Maclin, I think your link may need fixing.

Anyway, you'll get no argument from me.

You're right, thanks, it's fixed now.

Good policy, Janet.

It saves me a lot of hand-wringing and forehead smacking.

AMDG

Catholics, more than anyone, ought to be able to be clear-eyed about Islam: both acknowledging its strengths and recognizing the danger it poses. We've been living with it for 1400 years. If only we could remember.

It's a valid point. Not only can those words be taken that way, the pope grew up in a culture that was created by them being taken that way. Not all Muslims now take "subject all nations" to mean "by the sword"; and some Christians in the past have taken "make disciples of all nations" to include "by the sword". So while conquest is inherent to Islam, we can't reduce it to that. There are aspects of political crisis and cultural background that feed into those readings becoming active and even paramount for some Muslims.
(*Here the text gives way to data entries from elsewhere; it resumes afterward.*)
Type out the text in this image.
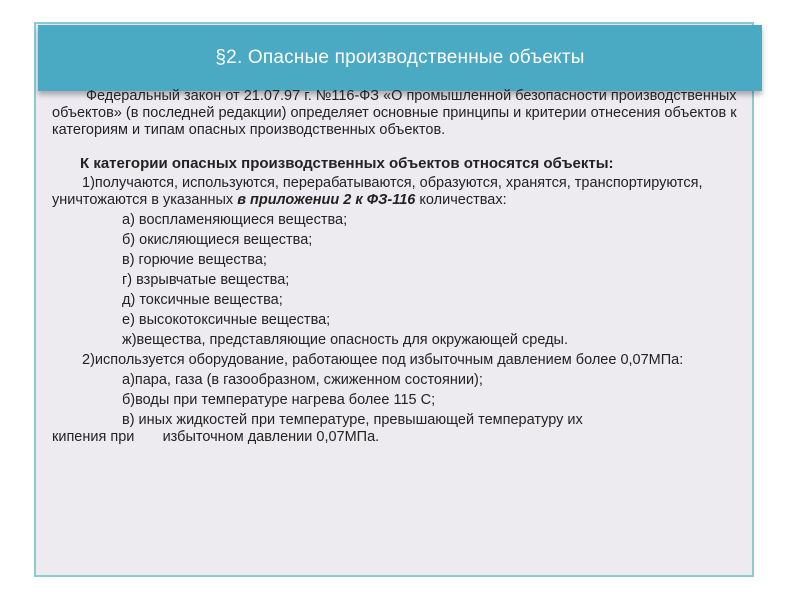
§2. Опасные производственные объекты

Федеральный закон от 21.07.97 г. №116-ФЗ «О промышленной безопасности производственных объектов» (в последней редакции) определяет основные принципы и критерии отнесения объектов к категориям и типам опасных производственных объектов.

К категории опасных производственных объектов относятся объекты:

1)получаются, используются, перерабатываются, образуются, хранятся, транспортируются, уничтожаются в указанных в приложении 2 к ФЗ-116 количествах:

а) воспламеняющиеся вещества;

б) окисляющиеся вещества;

в) горючие вещества;

г) взрывчатые вещества;

д) токсичные вещества;

е) высокотоксичные вещества;

ж)вещества, представляющие опасность для окружающей среды.

2)используется оборудование, работающее под избыточным давлением более 0,07МПа:

а)пара, газа (в газообразном, сжиженном состоянии);

б)воды при температуре нагрева более 115 С;

в) иных жидкостей при температуре, превышающей температуру их

кипения при       избыточном давлении 0,07МПа.
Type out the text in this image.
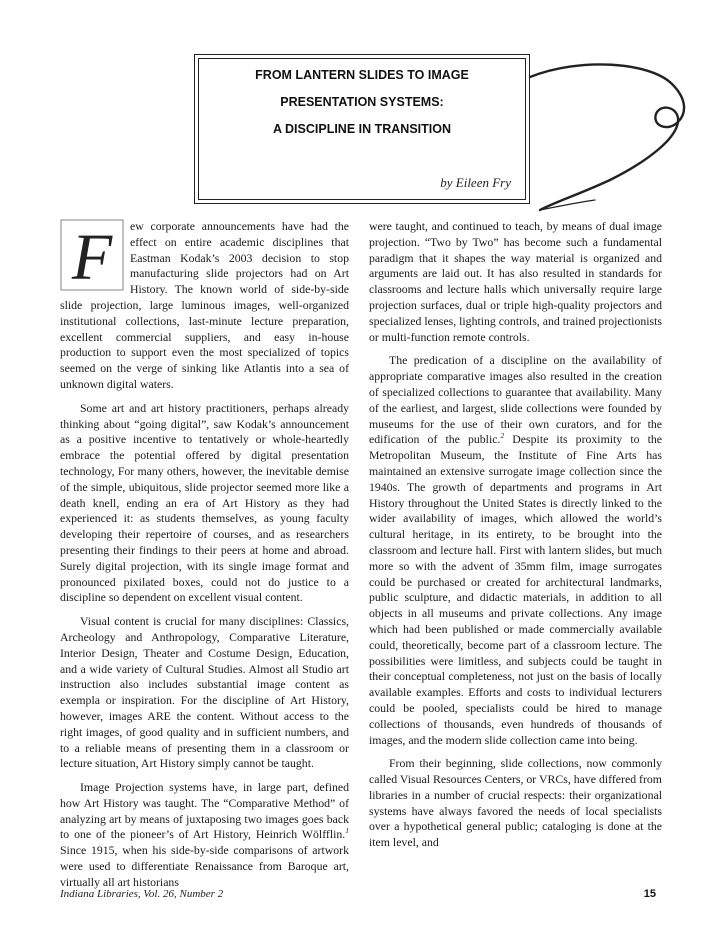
FROM LANTERN SLIDES TO IMAGE
PRESENTATION SYSTEMS:
A DISCIPLINE IN TRANSITION
by Eileen Fry
F	ew corporate announcements have had the effect on entire academic disciplines that Eastman Kodak’s 2003 decision to stop manufacturing slide projectors had on Art History. The known world of side-by-side slide projection, large luminous images, well-organized institutional collections, last-minute lecture preparation, excellent commercial suppliers, and easy in-house production to support even the most specialized of topics seemed on the verge of sinking like Atlantis into a sea of unknown digital waters.

Some art and art history practitioners, perhaps already thinking about “going digital”, saw Kodak’s announcement as a positive incentive to tentatively or whole-heartedly embrace the potential offered by digital presentation technology, For many others, however, the inevitable demise of the simple, ubiquitous, slide projector seemed more like a death knell, ending an era of Art History as they had experienced it: as students themselves, as young faculty developing their repertoire of courses, and as researchers presenting their findings to their peers at home and abroad. Surely digital projection, with its single image format and pronounced pixilated boxes, could not do justice to a discipline so dependent on excellent visual content.

Visual content is crucial for many disciplines: Classics, Archeology and Anthropology, Comparative Literature, Interior Design, Theater and Costume Design, Education, and a wide variety of Cultural Studies. Almost all Studio art instruction also includes substantial image content as exempla or inspiration. For the discipline of Art History, however, images ARE the content. Without access to the right images, of good quality and in sufficient numbers, and to a reliable means of presenting them in a classroom or lecture situation, Art History simply cannot be taught.

Image Projection systems have, in large part, defined how Art History was taught. The “Comparative Method” of analyzing art by means of juxtaposing two images goes back to one of the pioneer’s of Art History, Heinrich Wölfflin.$^1$ Since 1915, when his side-by-side comparisons of artwork were used to differentiate Renaissance from Baroque art, virtually all art historians

were taught, and continued to teach, by means of dual image projection. “Two by Two” has become such a fundamental paradigm that it shapes the way material is organized and arguments are laid out. It has also resulted in standards for classrooms and lecture halls which universally require large projection surfaces, dual or triple high-quality projectors and specialized lenses, lighting controls, and trained projectionists or multi-function remote controls.

The predication of a discipline on the availability of appropriate comparative images also resulted in the creation of specialized collections to guarantee that availability. Many of the earliest, and largest, slide collections were founded by museums for the use of their own curators, and for the edification of the public.$^2$ Despite its proximity to the Metropolitan Museum, the Institute of Fine Arts has maintained an extensive surrogate image collection since the 1940s. The growth of departments and programs in Art History throughout the United States is directly linked to the wider availability of images, which allowed the world’s cultural heritage, in its entirety, to be brought into the classroom and lecture hall. First with lantern slides, but much more so with the advent of 35mm film, image surrogates could be purchased or created for architectural landmarks, public sculpture, and didactic materials, in addition to all objects in all museums and private collections. Any image which had been published or made commercially available could, theoretically, become part of a classroom lecture. The possibilities were limitless, and subjects could be taught in their conceptual completeness, not just on the basis of locally available examples. Efforts and costs to individual lecturers could be pooled, specialists could be hired to manage collections of thousands, even hundreds of thousands of images, and the modern slide collection came into being.

From their beginning, slide collections, now commonly called Visual Resources Centers, or VRCs, have differed from libraries in a number of crucial respects: their organizational systems have always favored the needs of local specialists over a hypothetical general public; cataloging is done at the item level, and

Indiana Libraries, Vol. 26, Number 2	15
And this is a fairly direct paraphrase of what the Pope said in the interview (from my reading of the French original).

It seems to be the politically correct thing to do these days, compare radical Islam of today to "radical" Christianity of centuries ago (e.g. The Crusades). It does seem that to do so one must automatically place the radical Muslims into the context of being several centuries behind in their thinking, which of course they are, while living in the 21st century and having access to modern technology and weapons. But doesn't it just make them look worse and worse, that they continue to act in this fashion when western society is now enlightened (at least when it comes to violence and useless deaths)?

It's more a question of cultural and political context than of chronology.

Yes, Paul, it's certainly a valid point, etc., as part of a comprehensive discussion of the two faiths. And if that's what the pope was engaged in, good for him, and bad for journalists distorting him.

But it's also, taken on its own, a liberal cliche which establishes a false moral equivalence between what Christianity once did and what Islam is now doing. It reminds me of the people who took pains, after 9/11, to draw attention to the sack of Muslim Jerusalem by the Crusaders, strongly implying that we deserve to be hated for the sins of our ancestors, while utterly ignoring, for instance, the sack of Christian Constantinople by Muslims, not to mention the whole history of Islamic aggression against Christianity.

I'm not an expert, but from what I've read the mandate to conquer is pretty literal in Islam, and has to be "spiritualized", while it's the other way around with Christianity. It's a point you would expect a pope to make.

I've read the whole interview now and will back off some from my criticism. I've updated the post to that effect and included a link to the full text.

Francis says "conquest is inherent to Islam" and the newspapers present him as saying Christianity and Islam are morally equivalent. Benedict says it and there are anti-Christian pogroms across the Middle East. So much of this is about media spin that it isn't even funny, and the journalists seem to think themselves innocent.

There was a comparison of the Syrian civil war to the Thirty Years' War in Foreign Affairs a few months ago. It was shockingly, mind-bogglingly simplistic about the causes and course of the Thirty Years' War, let alone in how it drew parallels with Syria. Why do people have such a strong urge to do this?

Was the distortion in the direction of making Christian Europe look bad? If so that would be pretty typical--that weird Western impulse to think the worst of Western culture and history, and the best of others. I was about to say it's sometimes also simple ignorance, but then it hit me that you're talking about a magazine where you'd expect the writers to be experts.

"...the journalists seem to think themselves innocent." That's a puzzle. I think sometimes they are, in the sense that they are completely unaware of their own prejudices, and do what they do more or less automatically or instinctively.